Cette passe d’armes dépasse la simple querelle diplomatique ; elle illustre le basculement géopolitique profond du Sahel. En dénonçant une « sélectivité malveillante », l’AES pointe du doigt l’asymétrie de l’indignation européenne. Pourquoi exiger la restauration d’un ordre déchu alors que les massacres terroristes, qui endeuillent la région depuis une décennie, ne suscitent jamais une telle célérité institutionnelle ? L’argumentaire de la Confédération frappe par sa verticalité. L’organisation refuse désormais de recevoir des « leçons de gouvernance » de la part d’une Europe jugée en déphasage avec les réalités du terrain.

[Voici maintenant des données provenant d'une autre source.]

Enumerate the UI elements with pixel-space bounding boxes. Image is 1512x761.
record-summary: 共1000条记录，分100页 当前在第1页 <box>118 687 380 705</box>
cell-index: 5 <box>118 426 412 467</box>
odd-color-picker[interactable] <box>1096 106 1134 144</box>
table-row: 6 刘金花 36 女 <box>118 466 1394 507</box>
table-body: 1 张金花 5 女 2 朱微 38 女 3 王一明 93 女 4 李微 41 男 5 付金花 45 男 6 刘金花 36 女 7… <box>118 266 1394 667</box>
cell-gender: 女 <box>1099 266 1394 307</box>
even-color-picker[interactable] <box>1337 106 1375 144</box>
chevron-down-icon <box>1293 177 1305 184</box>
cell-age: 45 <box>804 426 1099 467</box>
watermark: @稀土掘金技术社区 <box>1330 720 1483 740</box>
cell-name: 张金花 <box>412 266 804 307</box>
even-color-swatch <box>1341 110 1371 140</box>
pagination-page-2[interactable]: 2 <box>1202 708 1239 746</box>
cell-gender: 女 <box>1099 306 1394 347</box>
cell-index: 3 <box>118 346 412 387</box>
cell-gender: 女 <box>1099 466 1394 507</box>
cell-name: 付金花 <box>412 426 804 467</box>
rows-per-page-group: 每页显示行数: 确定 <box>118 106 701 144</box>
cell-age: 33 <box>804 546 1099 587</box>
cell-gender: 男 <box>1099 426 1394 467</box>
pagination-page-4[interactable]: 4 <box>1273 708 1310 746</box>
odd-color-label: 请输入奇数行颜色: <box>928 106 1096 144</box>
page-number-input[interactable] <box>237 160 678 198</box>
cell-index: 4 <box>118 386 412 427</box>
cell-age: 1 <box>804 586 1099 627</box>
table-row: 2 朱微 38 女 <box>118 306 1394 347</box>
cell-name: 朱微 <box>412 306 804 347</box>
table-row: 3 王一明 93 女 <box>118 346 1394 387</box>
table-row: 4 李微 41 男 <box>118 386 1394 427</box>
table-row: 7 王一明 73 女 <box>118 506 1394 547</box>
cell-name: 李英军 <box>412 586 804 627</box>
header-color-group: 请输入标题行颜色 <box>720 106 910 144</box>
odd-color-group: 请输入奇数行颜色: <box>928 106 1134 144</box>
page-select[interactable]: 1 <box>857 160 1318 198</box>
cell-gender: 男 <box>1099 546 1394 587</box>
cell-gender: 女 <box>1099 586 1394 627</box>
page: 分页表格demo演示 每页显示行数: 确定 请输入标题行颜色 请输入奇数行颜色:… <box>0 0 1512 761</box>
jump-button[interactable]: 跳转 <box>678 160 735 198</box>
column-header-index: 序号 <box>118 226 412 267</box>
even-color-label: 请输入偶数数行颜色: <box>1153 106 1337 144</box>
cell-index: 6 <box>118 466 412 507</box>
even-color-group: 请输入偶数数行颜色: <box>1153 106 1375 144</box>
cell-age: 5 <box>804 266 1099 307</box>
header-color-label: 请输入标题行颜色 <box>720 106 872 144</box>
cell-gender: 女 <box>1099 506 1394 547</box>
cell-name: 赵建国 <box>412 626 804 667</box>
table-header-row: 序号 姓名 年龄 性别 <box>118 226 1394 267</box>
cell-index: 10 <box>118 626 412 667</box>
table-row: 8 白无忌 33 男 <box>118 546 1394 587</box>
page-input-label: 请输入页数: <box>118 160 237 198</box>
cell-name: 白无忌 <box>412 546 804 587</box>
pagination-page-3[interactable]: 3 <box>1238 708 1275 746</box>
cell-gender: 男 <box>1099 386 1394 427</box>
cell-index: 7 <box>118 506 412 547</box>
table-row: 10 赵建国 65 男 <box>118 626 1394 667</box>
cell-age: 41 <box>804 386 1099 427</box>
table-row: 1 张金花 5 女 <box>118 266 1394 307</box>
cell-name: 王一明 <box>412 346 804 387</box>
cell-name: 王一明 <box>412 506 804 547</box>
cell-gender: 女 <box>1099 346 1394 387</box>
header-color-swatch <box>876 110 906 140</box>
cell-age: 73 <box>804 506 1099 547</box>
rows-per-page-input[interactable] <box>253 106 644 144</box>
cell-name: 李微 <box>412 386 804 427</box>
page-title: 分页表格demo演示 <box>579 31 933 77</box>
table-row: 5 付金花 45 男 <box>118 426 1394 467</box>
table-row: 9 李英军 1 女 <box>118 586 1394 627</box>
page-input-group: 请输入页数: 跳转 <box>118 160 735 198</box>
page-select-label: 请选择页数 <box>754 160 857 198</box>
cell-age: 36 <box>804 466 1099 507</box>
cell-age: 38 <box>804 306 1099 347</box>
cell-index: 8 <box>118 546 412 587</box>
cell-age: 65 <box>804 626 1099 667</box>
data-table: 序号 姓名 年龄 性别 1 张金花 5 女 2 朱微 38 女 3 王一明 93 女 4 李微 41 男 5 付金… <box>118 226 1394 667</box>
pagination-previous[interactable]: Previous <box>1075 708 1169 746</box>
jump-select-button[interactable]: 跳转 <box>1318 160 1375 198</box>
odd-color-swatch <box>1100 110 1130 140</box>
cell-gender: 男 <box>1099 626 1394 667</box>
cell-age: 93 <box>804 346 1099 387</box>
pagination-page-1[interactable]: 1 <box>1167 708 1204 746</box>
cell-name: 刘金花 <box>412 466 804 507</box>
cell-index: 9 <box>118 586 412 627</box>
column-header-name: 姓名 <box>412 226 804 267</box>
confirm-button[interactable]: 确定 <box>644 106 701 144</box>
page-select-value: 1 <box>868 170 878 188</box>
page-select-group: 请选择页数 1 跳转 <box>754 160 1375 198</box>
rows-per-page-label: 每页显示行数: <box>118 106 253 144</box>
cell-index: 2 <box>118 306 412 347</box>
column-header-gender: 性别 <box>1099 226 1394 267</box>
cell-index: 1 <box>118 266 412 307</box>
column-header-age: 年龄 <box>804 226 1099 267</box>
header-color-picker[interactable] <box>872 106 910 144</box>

Ce refus des diktats extérieurs marque la naissance d’un pôle de souveraineté qui ne négocie plus son droit à l’autodétermination.

L’impact de cette posture sur le développement du Niger et de ses voisins devient immédiat. En rejetant ce que le communiqué qualifie de « passé colonial révolu », l’AES déplace le curseur de la croissance. Le développement ne se dicte plus depuis les chancelleries occidentales mais se pense en fonction des besoins sécuritaires et sociaux des populations sahéliennes. L’AES démasque des « intérêts économiques inavoués ». Cette prise de conscience impose une renégociation des partenariats pour que les richesses du sous-sol profitent enfin aux citoyens. En affirmant que ces résolutions n’influencent pas sa marche, l’AES consolide un bloc monolithique capable de résister aux pressions financières.

Le capitaine Ibrahim Traoré signe ici un manifeste de résistance. Ce n’est plus le temps de la diplomatie de la courbette. L’AES choisit de se concentrer sur ses propres défis internes plutôt que de répondre aux attentes d’un Parlement européen qui tente désespérément de restaurer un système obsolète. Cette fermeté institutionnelle dessine les contours d’une Afrique qui n’attend plus de validation pour exister. La marche de la Confédération s’inscrit dans une dynamique politique et sociale que nulle injonction extérieure ne saurait désormais freiner. Au Sahel, le temps des maîtres meurt, celui des peuples commence.